Currently we seem to be calling convert_values twice for each
aggregate value of an annotate query. First, query.convert_values
gets called from resolve_columns with a None field. Later,
ops.convert_values gets called with the actual field. The reason I
bring this up is that the former call might interfere with the latter
call. For example, if an aggregate value of a DateTimeField has a
time component of exactly midnight, the former call will incorrectly
assume it's meant to be a date value and cast it as such. The latter
call would then need to be intelligent enough to reverse it. In
refactoring these methods, would it be an extraordinary effort to also
refactor the calls so that the former call never happens?
Ian
The general principle that Justin's mentioning here: providing a general
method that possibly calls a backend method is something I like as a
rule. It allows one to provide some non-backend-specific extensions more
easily. So I agree with Justin in terms of how any refactoring might
happen: leave a Query-level entry point exposed.

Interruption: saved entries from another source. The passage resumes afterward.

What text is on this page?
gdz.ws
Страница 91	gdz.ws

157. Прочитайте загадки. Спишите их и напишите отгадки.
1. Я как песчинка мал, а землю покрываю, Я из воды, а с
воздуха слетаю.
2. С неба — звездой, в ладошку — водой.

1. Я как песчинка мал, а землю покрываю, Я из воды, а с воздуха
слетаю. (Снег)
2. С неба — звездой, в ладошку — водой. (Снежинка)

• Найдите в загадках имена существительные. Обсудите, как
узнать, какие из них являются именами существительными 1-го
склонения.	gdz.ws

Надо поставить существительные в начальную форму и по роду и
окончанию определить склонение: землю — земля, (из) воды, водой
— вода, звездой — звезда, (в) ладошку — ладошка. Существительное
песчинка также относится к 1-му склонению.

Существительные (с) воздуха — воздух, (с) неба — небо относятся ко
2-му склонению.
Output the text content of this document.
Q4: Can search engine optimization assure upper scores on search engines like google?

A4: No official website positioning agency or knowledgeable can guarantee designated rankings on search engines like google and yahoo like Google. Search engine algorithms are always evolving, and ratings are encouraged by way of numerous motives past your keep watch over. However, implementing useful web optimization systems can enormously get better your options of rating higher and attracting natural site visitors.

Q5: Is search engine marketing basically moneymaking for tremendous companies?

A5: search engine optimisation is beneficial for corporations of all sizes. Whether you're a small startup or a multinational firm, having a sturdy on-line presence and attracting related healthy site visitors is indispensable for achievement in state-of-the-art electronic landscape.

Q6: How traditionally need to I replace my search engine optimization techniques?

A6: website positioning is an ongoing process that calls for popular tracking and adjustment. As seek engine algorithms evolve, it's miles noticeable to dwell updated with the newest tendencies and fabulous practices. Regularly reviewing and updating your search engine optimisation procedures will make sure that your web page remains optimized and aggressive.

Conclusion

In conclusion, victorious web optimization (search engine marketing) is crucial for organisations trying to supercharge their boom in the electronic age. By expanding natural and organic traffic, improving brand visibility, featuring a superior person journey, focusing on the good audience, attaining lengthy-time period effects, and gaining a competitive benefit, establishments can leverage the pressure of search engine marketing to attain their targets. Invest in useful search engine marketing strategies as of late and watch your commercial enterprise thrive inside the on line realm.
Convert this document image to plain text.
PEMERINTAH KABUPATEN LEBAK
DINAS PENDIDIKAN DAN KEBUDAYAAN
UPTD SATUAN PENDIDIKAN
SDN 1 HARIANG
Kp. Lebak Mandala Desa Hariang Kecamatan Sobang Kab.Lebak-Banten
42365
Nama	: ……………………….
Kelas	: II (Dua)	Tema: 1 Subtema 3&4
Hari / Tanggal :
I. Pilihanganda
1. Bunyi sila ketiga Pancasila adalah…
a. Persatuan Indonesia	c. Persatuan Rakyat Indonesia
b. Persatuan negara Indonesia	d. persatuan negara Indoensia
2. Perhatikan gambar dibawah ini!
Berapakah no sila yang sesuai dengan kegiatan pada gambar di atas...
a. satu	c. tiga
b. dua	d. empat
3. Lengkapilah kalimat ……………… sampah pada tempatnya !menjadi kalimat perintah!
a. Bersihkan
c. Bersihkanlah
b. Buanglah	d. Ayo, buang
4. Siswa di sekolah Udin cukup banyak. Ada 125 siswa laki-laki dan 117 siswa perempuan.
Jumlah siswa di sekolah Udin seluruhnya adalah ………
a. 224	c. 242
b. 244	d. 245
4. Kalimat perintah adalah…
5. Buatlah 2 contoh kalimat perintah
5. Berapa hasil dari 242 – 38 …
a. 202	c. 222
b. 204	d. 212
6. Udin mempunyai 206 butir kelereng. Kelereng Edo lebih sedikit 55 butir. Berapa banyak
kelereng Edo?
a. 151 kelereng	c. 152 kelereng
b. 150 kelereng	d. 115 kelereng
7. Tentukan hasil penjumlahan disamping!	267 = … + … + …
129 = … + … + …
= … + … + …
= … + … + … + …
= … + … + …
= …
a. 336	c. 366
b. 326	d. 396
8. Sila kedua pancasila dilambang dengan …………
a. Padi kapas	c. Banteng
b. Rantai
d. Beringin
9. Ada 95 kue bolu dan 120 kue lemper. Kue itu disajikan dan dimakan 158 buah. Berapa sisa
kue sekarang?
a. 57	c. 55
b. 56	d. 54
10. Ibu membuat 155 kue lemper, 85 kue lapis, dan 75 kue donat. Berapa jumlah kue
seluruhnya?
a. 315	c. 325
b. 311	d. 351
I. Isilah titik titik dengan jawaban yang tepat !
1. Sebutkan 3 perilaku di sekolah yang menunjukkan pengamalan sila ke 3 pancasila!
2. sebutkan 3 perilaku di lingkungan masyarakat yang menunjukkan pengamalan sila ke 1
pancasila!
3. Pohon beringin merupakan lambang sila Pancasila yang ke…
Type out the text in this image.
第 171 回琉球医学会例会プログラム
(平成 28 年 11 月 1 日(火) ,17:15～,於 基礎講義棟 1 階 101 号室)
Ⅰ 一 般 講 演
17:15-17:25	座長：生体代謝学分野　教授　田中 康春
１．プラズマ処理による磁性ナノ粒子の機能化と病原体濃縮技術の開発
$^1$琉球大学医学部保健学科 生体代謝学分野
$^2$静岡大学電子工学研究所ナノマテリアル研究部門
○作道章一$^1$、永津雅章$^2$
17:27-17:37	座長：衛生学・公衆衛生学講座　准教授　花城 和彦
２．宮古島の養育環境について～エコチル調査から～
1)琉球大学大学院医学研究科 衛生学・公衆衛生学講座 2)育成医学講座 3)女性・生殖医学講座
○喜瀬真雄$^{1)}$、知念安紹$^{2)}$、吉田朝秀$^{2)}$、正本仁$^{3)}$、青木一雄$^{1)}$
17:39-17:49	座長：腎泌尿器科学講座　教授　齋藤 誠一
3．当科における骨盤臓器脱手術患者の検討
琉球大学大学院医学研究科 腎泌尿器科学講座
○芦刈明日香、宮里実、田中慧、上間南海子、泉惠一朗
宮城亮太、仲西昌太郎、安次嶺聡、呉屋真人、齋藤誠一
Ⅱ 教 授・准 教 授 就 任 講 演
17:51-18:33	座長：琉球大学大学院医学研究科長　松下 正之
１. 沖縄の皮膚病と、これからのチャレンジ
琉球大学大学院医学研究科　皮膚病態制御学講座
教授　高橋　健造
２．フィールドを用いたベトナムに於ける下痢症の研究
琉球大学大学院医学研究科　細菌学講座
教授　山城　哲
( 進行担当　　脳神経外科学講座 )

> > Is GeoQuery likely to have a base class other than OracleQuery in the
> > Oracle case?
>
> No; unless, of course, the backend requires a custom Query class like
> Oracle does -- which would mean any future backends without LIMIT/
> OFFSET and spatial support would also subclass from the backend's
> Query class.
MS SQL Server support being one case that's likely to crop up as an
external project at some point.
Malcolm